Community transformation and Ecological Restoration in Portland, Oregon, and Munich, Bavaria. Rachel Carson Center for Environment and Society, LMU Munich
This study attempts to compare the sustainability initiatives and practices of Munich, (Germany), and Portland, Oregon (USA) since the 1970s. Munich calls itself a “green city” and is striving to be “climate-neutral” before 2050. Portland, Oregon, once a highly industrialized and polluted city, is today celebrated as the “most sustainable” city in the U.S. Portland was the first city to ban plastic, the first to tear down an urban highway, the first to develop an overarching energy and climate change policy, and it has the highest number in the U.S. of a working population that commutes by bike or carpool.
The comparison of two cities of similar size in historical perspective (in the U.S. and Germany) will analyse regional planning histories, environmental awareness initiatives, and community life.

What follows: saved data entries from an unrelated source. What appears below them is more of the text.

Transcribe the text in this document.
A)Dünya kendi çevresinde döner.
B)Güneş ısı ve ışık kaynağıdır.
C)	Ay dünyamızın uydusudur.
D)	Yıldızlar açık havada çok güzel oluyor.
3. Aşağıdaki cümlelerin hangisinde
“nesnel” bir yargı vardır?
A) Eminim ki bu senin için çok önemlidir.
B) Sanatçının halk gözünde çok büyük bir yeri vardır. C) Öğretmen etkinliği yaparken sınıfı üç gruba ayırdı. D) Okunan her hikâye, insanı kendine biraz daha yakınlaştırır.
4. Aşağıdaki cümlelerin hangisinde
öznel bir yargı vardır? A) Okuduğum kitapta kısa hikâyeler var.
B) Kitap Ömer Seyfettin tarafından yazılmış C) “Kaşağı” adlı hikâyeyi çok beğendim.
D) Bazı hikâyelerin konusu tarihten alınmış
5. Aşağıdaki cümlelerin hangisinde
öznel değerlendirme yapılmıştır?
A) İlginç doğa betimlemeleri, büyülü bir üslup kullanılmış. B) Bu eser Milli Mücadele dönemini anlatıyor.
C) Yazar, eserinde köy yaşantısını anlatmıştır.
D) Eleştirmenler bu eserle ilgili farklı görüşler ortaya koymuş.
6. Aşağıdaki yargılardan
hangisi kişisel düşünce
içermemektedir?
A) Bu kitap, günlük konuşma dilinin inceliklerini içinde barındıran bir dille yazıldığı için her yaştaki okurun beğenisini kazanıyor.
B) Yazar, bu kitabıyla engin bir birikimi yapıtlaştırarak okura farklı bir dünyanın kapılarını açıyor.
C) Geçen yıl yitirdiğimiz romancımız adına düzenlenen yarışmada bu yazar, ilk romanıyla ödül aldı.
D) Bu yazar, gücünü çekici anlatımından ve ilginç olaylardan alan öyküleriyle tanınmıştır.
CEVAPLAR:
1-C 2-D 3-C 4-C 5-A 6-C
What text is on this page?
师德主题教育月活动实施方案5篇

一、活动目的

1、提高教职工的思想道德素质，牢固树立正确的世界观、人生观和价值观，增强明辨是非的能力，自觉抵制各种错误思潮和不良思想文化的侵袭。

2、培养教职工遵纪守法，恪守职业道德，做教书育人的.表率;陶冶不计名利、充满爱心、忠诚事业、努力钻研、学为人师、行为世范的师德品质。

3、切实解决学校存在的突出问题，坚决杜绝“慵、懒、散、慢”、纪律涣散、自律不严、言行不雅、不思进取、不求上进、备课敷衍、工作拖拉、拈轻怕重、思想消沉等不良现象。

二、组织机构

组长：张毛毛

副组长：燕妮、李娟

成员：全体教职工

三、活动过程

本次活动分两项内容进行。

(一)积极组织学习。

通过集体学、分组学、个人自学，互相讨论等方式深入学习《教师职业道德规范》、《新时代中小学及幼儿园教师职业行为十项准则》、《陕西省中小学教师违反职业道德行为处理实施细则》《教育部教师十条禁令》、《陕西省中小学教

It is expected that the student has a command of both German and English.
The student who works on this project is expected to work towards a doctoral degree in Environmental Humanities or History with the aim of completing this within the fixed term of his or her appointment. He/ she is expected to work in an interdisciplinary mode (i.e. involve environmental/ social/political history, urban geography and urban ecology).
The result will be a comparative study of two communities in historical perspective that is likely to provide insights regarding urban sustainability for urban communities in Europe and the U.S.